Can I tell on myself for a minute?
I’ve written a few things before about how I’ve had to lower the bar on keeping a spotless house. About how I’ve come a long way in not acting like a total momster complaining about every crumb and mess. I mean, you can’t have a pristine, immaculate house and raise kids and hold on to your sanity. Every parent knows that. But, I still have my moments, friends!
Last week while the kids were playing outside, I cleaned up the toys and mopped the floors. I went to the kitchen to finish dinner and the kids slipped past me into the living room. A few minutes later I walked past the living room and noticed they had gotten out LEGOS, Lincoln logs, Barbies, Shopkins, and cars. I let out a sigh and grumbled under my breath, “Gee, guys. You’ve already made a mess again.”
My son very matter-of-factly replied, “No, mom. We’re not making a mess, just playing with our toys.”
He was right. They were just playing with their toys. That’s what kids do. Instead of seeing it as that, I saw it as a mess. So, I apologized and reflected on my son’s perspective.
They weren’t intentionally trying to ruin my clean house.

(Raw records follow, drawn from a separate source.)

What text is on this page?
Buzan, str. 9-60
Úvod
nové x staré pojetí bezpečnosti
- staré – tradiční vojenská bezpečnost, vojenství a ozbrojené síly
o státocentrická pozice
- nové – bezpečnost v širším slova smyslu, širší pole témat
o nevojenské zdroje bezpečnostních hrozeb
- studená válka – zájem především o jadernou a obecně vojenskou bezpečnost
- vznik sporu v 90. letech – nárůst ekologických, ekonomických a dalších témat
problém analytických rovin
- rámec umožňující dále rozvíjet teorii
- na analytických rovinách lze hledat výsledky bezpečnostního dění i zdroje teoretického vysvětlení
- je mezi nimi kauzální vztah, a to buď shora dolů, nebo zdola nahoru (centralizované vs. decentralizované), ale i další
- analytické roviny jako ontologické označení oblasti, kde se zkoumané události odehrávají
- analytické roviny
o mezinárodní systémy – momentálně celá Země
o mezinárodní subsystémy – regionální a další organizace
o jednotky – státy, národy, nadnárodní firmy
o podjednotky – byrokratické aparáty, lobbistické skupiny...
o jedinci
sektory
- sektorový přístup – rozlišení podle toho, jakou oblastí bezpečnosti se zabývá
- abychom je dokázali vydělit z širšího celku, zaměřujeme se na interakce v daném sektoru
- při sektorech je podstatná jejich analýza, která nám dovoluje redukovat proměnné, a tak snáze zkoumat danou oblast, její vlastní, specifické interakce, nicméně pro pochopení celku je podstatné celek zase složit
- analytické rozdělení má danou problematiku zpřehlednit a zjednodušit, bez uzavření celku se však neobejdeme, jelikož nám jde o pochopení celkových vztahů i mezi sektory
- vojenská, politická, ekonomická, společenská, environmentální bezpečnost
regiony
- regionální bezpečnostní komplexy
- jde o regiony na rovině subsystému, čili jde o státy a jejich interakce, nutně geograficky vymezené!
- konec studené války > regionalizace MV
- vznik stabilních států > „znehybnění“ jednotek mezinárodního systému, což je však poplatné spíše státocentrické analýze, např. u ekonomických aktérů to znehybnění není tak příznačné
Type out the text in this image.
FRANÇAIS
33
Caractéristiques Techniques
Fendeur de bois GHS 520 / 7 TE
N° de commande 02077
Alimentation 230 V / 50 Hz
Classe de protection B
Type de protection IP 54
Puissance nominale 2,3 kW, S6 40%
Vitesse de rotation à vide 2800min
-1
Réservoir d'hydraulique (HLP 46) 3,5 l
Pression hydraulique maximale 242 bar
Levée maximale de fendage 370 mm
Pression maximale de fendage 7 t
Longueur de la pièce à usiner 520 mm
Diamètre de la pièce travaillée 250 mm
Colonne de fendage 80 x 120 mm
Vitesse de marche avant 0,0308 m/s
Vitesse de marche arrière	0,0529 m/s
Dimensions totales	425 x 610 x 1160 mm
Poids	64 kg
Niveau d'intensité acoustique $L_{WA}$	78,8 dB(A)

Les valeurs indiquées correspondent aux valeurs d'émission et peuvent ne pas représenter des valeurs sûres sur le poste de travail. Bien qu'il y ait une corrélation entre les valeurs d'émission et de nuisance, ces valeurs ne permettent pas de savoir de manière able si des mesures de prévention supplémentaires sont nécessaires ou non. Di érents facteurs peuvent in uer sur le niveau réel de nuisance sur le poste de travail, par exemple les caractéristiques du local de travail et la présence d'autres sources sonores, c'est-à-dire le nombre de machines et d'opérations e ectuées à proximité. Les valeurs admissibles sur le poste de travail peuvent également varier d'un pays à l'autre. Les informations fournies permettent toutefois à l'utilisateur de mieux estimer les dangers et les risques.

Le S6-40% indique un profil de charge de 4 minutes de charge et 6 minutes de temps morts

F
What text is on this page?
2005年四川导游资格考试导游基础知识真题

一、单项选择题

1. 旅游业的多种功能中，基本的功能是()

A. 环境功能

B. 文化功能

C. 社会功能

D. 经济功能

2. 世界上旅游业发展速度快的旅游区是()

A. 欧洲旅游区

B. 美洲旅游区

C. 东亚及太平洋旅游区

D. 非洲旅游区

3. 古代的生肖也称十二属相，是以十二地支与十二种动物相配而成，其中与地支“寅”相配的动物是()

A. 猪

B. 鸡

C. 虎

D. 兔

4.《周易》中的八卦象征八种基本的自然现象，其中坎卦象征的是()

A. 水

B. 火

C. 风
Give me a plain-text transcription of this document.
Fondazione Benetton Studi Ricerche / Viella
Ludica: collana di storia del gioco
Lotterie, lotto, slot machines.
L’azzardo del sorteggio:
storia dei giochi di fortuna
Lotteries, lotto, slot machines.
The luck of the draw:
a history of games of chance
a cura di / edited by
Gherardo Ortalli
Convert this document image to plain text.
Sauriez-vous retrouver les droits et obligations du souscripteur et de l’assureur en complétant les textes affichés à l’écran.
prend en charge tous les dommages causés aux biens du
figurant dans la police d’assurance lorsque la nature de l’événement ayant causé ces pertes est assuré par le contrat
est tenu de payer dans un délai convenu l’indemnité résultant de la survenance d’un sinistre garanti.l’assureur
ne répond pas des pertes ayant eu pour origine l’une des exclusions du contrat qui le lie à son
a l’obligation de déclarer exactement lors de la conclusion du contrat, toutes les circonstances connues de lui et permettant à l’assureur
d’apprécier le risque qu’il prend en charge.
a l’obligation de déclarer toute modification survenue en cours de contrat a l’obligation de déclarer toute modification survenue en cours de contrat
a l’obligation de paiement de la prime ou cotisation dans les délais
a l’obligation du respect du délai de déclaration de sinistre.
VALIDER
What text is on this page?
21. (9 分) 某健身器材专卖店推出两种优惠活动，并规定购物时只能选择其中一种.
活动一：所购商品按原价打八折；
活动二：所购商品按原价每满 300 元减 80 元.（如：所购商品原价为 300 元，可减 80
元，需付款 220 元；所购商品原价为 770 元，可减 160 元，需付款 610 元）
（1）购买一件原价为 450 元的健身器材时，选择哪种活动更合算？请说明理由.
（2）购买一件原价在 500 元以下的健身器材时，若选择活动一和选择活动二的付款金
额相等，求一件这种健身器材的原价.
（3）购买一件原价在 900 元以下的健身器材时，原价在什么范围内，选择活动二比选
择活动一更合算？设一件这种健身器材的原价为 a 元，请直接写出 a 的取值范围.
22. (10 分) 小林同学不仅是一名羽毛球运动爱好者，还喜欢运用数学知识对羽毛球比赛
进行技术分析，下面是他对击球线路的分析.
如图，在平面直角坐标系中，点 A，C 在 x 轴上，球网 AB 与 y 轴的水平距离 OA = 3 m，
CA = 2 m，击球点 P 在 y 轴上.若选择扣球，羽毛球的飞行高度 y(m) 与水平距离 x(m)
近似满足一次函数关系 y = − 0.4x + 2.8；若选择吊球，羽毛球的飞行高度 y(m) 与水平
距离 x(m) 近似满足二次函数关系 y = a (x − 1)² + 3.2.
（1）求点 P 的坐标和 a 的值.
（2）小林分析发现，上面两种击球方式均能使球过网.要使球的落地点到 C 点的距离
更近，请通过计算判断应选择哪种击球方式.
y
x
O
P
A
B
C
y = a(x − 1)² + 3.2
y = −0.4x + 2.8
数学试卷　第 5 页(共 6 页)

They were just playing…with the toys that we got them…that I want them to play with instead of saying they’re bored…or begging for more screen time. It’s so easy to see things just from my side. To see something in the wrong perspective because I’m not looking at the whole picture. I’m so thankful my son was able to get me to see the whole picture.
It made me think of the many other kid/parent perspectives that butt heads.
When they start telling you they don’t ever want to wear the buttoned down, puffy lumberjack, fur-collared vest you bought them for Christmas, even though it cost you more than you’d usually spend because you’re having a love affair with red plaid and visions of your child looking like a Ralph Lauren ad.
It’s hard to share perspective sometimes. Especially when for so long it’s your perspective that won out because, well, they didn’t really have one or hadn’t yet voiced it.
But with growth comes change, for both the child and the parent. A change in perspective and how you’re going to chart the course together. Because let’s be honest, no one enjoys butting heads. Trying to maintain control of certain things is like playing the game tug-of-war and we all know how that ends. One’s in the mud and the winner has rope burn. And that’s a lousy prize for being the winner.
No, we have to find middle ground. We have to bend down low and look at things from their perspective and help them look up and see ours, too. This makes us teammates rather than competitors. We both become winners. And I don’t know about you, but when I step out from behind my lenses and put on theirs, it’s really quite beautiful. Somewhere along the line we start learning from them, too.